Sunday, February 08, 2009

So You Want to Play Bach's Prelude No. 3

My latest trial by fumbling is Bach's Prelude No. 3. It is beautiful and tricky and this edition includes an awkward page turn after 12 bars. Like many adults attempting to master piano, I have a sense of how I wish to render the piece (though it often sounds like RENDING), if only the synapses would fire properly. I want the poco dims and the poco crescs to come out subtly, sensitively, exquisitely too, please.
And because Bach is nearly synonymous with Glenn Gould, I have been trying to decide whether I ought to listen to his recording of this Prelude.
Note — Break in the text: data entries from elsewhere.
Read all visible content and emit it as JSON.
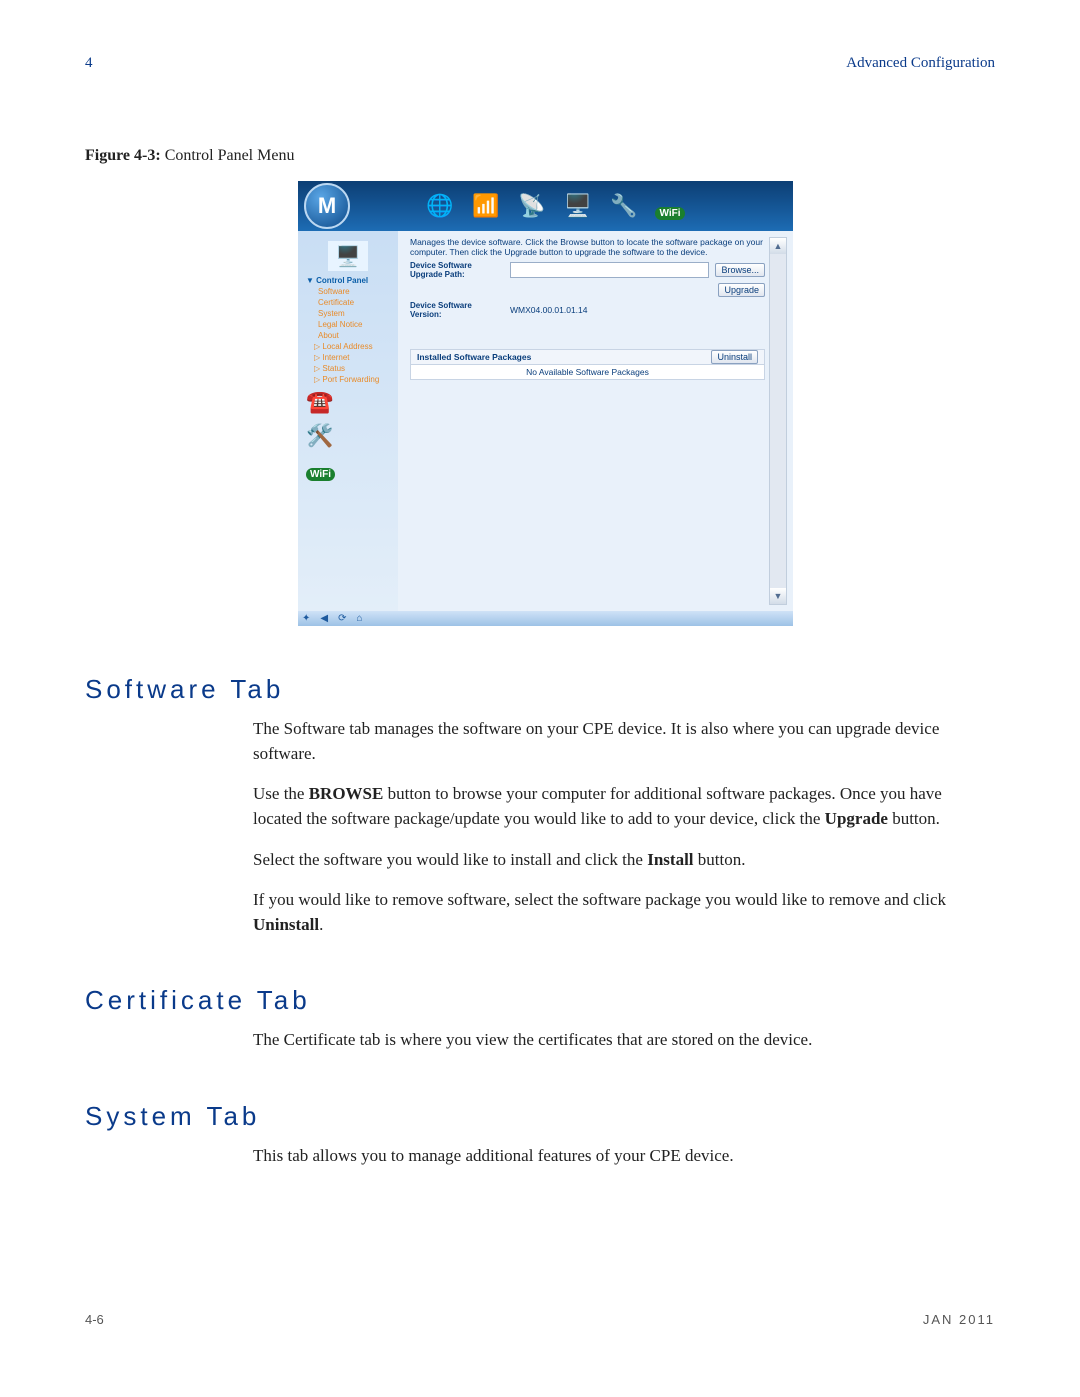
{
  "header": {
    "page_number": "4",
    "chapter_header": "Advanced Configuration"
  },
  "figure": {
    "caption_label": "Figure 4-3:",
    "caption_text": "Control Panel Menu"
  },
  "screenshot": {
    "header_icons": [
      "globe-icon",
      "signal-icon",
      "antenna-icon",
      "monitor-icon",
      "close-icon",
      "wifi-icon"
    ],
    "wifi_text": "WiFi",
    "sidebar": {
      "top_label": "Control Panel",
      "items": [
        "Software",
        "Certificate",
        "System",
        "Legal Notice",
        "About"
      ],
      "secondary": [
        "Local Address",
        "Internet",
        "Status",
        "Port Forwarding"
      ]
    },
    "main": {
      "desc": "Manages the device software. Click the Browse button to locate the software package on your computer. Then click the Upgrade button to upgrade the software to the device.",
      "path_label": "Device Software Upgrade Path:",
      "browse_btn": "Browse...",
      "upgrade_btn": "Upgrade",
      "version_label": "Device Software Version:",
      "version_value": "WMX04.00.01.01.14",
      "packages_label": "Installed Software Packages",
      "uninstall_btn": "Uninstall",
      "no_packages": "No Available Software Packages"
    }
  },
  "sections": {
    "software": {
      "heading": "Software Tab",
      "p1": "The Software tab manages the software on your CPE device. It is also where you can upgrade device software.",
      "p2a": "Use the ",
      "p2b_bold": "BROWSE",
      "p2c": " button to browse your computer for additional software packages. Once you have located the software package/update you would like to add to your device, click the ",
      "p2d_bold": "Upgrade",
      "p2e": " button.",
      "p3a": "Select the software you would like to install and click the ",
      "p3b_bold": "Install",
      "p3c": " button.",
      "p4a": "If you would like to remove software, select the software package you would like to remove and click ",
      "p4b_bold": "Uninstall",
      "p4c": "."
    },
    "certificate": {
      "heading": "Certificate Tab",
      "p1": "The Certificate tab is where you view the certificates that are stored on the device."
    },
    "system": {
      "heading": "System Tab",
      "p1": "This tab allows you to manage additional features of your CPE device."
    }
  },
  "footer": {
    "left": "4-6",
    "right": "JAN 2011"
  }
}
Though I have no doubt that my Prelude and his would hardly be recognizable as the same work, there is a strange sort of alliance going on. I would like to know what he has done with these clever unexpected accidentals, the balance of the left hand reaching for that low D, the resolve of the poco rit. What does one learn from another's interpretation of a piece? Why do some musicians avoid listening to someone else's version while others study it intently? What does Glenn, not even remotely in the same musical sphere as I, have to offer me? And will it be useful to me as my fingers are wont to play Broken Telephone with my head, producing what I did not have in mind at all?
Listening to Gould has its dangers. One begins to believe his is the definitive version. But does not everyone have his Idea of What It is Supposed to Be? When I consider the two versions of the Goldberg Variations recorded 26 years apart, I am reassured. Glenn believed in exploring. And changing his mind.
The possibilities are endless. Even my ham-fisted version.